Dr Emma Read is the new president of the American Association of Equine Practitioners (AAEP) for a one-year term. The appointment was announced at the organisation’s annual convention in Tennessee in December.
A graduate of the Western College of Veterinary Medicine (WCVM) in Saskatchewan, Canada, in 1998, Read is the associate dean for professional programs at the Ohio State University College of Veterinary Medicine.
In 2000, she began a three-year Master of Veterinary Science program with WCVM large animal surgeon Dr David Wilson. Read completed a large animal surgery residency at the University of Georgia and became board certified with the American College of Veterinary Surgeons (ACVS) in 2004.
Read joined Ohio State in 2018 after 11 years on the veterinary faculty at the University of Calgary, which included stints as chair of the Clinical Skills Program, associate dean academic, and interim dean. She previously taught at the Ontario Veterinary College (University of Guelph) and completed a surgery internship at Okotoks Animal Clinic, a private specialty referral practice, in Alberta.
While in Calgary, Read worked with national and international equine athletes and riders as part of the treatment team at Spruce Meadows showjumping facility. She also helped develop and validate several simulator models that were later commercialised by Veterinary Simulator Industries. Read also serves on the Competency-Based Veterinary Education working group and the Council for International Veterinary Medical Education for the Association of American Veterinary Medical Colleges.

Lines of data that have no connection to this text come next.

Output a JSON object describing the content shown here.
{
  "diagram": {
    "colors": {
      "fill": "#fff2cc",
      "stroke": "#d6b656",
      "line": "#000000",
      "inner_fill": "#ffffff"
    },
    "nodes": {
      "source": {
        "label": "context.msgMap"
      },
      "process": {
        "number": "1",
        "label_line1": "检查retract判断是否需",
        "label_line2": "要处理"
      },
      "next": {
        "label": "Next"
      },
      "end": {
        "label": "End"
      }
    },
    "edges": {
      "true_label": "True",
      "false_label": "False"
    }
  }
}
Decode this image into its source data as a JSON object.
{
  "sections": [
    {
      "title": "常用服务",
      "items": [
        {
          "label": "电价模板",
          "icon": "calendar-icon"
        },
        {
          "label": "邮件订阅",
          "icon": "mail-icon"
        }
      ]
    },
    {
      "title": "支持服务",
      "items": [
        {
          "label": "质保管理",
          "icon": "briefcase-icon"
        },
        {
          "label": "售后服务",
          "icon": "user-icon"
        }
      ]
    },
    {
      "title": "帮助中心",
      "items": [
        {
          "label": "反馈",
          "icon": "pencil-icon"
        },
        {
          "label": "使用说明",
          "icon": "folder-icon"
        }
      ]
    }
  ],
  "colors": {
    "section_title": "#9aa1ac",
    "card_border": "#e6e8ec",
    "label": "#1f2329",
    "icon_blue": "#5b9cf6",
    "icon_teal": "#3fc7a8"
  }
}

Read said she was grateful for all that the AAEP had given her, and wanted to give back to others. “AAEP has been like an old close friend from the day I joined as a student to where I am now in my career. AAEP is my social circle and a source of connection to the wider industry.

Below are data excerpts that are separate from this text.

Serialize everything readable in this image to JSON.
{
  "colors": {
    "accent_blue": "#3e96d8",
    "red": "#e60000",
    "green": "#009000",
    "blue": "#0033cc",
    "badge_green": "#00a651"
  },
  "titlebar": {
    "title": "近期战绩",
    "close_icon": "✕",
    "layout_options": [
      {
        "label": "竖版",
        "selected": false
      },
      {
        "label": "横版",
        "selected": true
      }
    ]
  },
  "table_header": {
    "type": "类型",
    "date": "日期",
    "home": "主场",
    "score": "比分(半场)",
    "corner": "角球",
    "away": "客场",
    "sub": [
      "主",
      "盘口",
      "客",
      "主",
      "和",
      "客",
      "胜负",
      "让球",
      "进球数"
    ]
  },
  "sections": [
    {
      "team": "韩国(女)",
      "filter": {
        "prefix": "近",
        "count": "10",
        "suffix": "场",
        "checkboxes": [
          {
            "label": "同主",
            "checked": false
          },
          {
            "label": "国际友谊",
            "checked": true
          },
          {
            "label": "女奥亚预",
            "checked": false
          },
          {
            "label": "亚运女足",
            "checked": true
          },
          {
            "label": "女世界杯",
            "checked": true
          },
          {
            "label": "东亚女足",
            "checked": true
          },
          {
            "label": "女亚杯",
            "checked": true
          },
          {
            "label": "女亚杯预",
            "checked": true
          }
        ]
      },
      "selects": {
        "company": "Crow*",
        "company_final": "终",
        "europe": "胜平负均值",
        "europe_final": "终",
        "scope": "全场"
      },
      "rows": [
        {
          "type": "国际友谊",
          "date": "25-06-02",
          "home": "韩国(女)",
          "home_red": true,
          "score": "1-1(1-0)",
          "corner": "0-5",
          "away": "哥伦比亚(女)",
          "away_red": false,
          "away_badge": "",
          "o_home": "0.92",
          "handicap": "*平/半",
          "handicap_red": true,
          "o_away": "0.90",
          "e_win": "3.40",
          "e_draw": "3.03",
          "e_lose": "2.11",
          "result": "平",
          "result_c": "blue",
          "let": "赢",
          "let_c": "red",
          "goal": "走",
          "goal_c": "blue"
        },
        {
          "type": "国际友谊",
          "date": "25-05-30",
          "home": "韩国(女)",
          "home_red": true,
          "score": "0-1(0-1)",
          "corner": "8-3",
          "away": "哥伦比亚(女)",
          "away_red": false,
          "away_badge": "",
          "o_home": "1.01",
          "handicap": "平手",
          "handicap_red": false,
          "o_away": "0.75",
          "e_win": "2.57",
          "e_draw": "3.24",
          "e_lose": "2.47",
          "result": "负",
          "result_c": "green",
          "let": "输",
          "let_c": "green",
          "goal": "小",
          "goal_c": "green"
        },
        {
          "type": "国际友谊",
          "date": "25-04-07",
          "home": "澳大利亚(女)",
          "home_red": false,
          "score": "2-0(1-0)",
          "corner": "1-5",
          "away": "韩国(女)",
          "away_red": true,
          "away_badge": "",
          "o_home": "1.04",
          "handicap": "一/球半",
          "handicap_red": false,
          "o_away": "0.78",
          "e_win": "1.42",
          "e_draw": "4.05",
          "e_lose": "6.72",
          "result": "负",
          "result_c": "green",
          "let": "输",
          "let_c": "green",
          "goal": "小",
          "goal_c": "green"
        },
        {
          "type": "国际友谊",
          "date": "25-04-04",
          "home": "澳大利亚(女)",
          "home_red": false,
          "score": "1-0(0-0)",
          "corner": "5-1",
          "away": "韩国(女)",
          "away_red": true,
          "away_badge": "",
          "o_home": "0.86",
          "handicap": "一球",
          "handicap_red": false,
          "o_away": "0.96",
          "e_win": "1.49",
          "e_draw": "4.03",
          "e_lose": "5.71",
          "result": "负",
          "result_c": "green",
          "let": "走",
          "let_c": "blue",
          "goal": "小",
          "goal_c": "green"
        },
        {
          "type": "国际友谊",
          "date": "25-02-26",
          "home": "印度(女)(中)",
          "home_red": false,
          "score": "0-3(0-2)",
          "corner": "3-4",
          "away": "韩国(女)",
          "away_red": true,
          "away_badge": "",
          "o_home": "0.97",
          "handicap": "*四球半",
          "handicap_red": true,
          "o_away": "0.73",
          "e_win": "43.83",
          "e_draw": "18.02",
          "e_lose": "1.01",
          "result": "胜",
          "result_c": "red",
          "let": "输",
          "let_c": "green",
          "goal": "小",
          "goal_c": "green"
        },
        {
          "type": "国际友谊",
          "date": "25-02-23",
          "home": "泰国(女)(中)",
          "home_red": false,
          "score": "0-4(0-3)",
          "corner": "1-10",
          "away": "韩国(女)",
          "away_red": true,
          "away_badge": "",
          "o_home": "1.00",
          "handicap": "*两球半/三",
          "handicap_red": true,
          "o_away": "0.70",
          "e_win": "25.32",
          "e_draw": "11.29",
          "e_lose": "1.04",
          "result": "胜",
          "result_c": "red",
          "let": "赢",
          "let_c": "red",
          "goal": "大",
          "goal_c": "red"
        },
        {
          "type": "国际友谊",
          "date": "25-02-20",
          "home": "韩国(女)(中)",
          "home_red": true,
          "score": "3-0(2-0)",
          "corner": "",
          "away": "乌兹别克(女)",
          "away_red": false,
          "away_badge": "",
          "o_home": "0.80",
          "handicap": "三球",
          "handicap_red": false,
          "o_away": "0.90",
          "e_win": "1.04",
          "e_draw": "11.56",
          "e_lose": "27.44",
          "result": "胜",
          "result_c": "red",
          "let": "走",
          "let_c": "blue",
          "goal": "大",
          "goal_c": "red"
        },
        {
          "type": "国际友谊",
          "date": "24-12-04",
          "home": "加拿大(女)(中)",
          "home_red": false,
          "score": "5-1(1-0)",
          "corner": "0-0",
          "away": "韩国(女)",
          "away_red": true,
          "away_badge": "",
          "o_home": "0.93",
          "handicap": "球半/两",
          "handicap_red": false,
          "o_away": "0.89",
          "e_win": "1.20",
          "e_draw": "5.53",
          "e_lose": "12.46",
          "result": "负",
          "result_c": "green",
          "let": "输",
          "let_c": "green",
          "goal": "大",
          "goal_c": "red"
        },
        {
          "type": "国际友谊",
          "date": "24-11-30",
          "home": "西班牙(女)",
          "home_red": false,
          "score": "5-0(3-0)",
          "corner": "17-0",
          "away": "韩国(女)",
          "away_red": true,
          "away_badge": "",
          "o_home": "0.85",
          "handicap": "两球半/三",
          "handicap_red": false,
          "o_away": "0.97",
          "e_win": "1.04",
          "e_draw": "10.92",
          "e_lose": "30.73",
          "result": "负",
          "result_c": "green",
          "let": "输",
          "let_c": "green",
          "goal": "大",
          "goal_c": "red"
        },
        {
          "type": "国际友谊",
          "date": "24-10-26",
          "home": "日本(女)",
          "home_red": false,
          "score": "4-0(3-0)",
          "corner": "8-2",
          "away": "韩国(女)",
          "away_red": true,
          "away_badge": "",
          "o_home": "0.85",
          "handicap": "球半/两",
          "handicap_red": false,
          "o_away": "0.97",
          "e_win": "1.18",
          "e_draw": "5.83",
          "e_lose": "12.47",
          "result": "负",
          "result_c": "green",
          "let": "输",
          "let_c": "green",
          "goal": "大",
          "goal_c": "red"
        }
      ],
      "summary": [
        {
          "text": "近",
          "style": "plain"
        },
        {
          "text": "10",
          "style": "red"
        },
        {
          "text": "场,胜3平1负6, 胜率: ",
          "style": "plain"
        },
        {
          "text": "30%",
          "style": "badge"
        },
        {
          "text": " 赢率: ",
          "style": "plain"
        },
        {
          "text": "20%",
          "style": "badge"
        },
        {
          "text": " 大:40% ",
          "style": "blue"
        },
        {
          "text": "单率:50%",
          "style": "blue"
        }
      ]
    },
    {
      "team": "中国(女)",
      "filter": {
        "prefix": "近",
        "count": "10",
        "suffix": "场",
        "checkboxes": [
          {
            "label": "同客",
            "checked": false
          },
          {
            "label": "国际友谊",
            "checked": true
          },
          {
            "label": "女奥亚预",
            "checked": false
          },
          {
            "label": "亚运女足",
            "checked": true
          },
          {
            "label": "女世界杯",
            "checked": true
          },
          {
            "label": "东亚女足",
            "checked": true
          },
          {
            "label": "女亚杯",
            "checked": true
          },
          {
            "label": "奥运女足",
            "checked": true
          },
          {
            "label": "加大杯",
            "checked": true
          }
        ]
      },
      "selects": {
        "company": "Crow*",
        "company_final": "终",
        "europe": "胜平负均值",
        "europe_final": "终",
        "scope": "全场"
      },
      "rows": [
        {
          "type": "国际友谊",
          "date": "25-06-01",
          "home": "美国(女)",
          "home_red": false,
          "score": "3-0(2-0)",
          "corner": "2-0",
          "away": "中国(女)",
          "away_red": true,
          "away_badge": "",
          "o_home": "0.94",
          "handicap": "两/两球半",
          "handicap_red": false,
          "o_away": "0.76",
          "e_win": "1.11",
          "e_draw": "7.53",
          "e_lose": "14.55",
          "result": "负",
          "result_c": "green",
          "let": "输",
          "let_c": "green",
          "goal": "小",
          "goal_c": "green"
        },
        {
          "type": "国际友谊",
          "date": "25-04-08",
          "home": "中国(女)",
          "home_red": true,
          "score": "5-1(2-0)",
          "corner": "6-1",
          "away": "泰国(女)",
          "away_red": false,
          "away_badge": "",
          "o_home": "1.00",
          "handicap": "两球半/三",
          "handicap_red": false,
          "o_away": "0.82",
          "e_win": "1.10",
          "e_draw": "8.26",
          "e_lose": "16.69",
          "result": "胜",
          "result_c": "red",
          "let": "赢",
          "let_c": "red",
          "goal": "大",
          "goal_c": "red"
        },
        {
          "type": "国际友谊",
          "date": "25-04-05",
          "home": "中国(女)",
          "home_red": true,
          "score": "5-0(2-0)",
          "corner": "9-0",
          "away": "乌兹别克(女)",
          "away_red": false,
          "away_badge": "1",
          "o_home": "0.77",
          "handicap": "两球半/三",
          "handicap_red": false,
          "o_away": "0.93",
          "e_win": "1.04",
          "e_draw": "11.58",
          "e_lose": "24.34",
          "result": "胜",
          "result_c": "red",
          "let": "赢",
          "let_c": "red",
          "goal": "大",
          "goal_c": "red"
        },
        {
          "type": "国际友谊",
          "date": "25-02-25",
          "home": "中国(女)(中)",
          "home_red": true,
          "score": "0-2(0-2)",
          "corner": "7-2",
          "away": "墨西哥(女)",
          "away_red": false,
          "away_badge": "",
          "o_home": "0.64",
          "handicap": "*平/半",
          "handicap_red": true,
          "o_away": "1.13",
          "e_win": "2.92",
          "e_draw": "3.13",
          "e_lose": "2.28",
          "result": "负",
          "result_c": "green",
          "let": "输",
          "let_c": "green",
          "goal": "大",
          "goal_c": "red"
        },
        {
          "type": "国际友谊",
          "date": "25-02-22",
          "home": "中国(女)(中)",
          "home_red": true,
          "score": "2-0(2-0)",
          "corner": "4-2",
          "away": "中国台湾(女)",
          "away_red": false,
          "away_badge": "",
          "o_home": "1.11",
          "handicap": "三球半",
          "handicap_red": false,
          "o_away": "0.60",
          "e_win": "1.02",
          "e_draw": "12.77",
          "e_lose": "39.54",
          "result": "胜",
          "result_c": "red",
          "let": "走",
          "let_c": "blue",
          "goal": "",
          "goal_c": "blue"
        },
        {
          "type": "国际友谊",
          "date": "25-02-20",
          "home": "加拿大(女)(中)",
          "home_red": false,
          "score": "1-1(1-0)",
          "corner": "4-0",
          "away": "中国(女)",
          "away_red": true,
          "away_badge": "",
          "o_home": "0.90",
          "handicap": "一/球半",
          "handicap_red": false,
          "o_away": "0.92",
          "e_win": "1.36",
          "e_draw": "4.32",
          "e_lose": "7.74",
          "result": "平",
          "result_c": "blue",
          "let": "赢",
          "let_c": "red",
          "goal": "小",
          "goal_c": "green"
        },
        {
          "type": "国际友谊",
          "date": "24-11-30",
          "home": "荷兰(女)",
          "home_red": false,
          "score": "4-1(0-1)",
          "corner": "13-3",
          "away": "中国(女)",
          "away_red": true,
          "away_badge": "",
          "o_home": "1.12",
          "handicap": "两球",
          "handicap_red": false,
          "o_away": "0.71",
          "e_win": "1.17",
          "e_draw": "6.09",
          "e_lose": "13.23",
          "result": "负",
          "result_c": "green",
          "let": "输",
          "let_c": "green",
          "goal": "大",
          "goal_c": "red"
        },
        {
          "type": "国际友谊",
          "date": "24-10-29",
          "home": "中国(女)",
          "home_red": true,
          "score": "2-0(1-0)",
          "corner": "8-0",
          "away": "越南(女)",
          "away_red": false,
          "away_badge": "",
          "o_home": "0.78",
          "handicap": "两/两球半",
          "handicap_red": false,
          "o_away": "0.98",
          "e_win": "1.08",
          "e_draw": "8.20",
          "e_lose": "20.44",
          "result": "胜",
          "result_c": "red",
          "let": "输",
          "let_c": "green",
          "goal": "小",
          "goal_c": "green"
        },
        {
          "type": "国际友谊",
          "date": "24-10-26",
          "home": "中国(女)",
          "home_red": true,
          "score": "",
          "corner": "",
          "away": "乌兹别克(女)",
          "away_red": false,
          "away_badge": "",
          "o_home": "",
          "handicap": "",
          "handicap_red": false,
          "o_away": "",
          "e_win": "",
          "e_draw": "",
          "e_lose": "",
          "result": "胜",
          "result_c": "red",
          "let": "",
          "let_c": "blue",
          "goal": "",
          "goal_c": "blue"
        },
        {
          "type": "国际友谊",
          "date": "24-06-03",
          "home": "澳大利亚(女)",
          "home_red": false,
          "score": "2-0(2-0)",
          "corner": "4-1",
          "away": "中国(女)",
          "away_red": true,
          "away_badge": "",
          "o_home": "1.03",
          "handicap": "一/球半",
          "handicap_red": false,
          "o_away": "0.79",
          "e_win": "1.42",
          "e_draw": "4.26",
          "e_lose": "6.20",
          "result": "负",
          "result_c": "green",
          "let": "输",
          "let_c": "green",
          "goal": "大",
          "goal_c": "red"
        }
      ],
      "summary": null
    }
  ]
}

“I look at our current issues with retaining new graduates and really want to help that situation so others have the opportunity to make the most of a career in this field and feel like they belong in a welcoming inclusive profession with a bright future,” Read said.
Division of responsibilities at University of Florida
Chris Sanchez, D.V.M., Ph.D., has been named as one of two associate deans of the University of Florida College of Veterinary Medicine to oversee its fast-growing clinical operations.
Sanchez, who has led the UF Veterinary Hospitals as interim associate dean for clinical services since December 2019, will be responsible for the UF Large Animal Hospital in Gainesville, the UF Veterinary Hospital at World Equestrian Center in Ocala and the UF Veterinary Diagnostic Laboratories. Michael Mison, D.V.M., will become associate dean for clinical services for small animal operations, responsible for the UF Small Animal Hospital in Gainesville, UF Pet Emergency Treatment Services in Ocala and the veterinary hospitals’ pharmacy.
College dean Dana Zimmel said the division of responsibilities would involve collaboration across certain services, but the core responsibilities associated with each position will remain.
A 1995 graduate of the UF College of Veterinary Medicine, Sanchez completed a residency in large animal medicine at UF in 1999. She subsequently completed her Ph.D. at UF in 2003, and joined the faculty that same year in large animal internal medicine, working her way up to the rank of full professor. Before accepting the position of interim associate dean for clinical services, she served as chief medical officer for the UF Large Animal Hospital, holding that position since January 2019. She was interim chair of the department of large animal clinical sciences from January 2018 through November 2018.
A board-certified large animal medicine specialist, Sanchez’s specific interests include gastrointestinal diseases and neonatology. She heads the UF Hofmann Equine Neonatology Intensive Care Unit and her research in the area of gastric ulcerations in foals has changed the therapeutic approach in clinical care.
The new organisational structure will go into effect on June 20.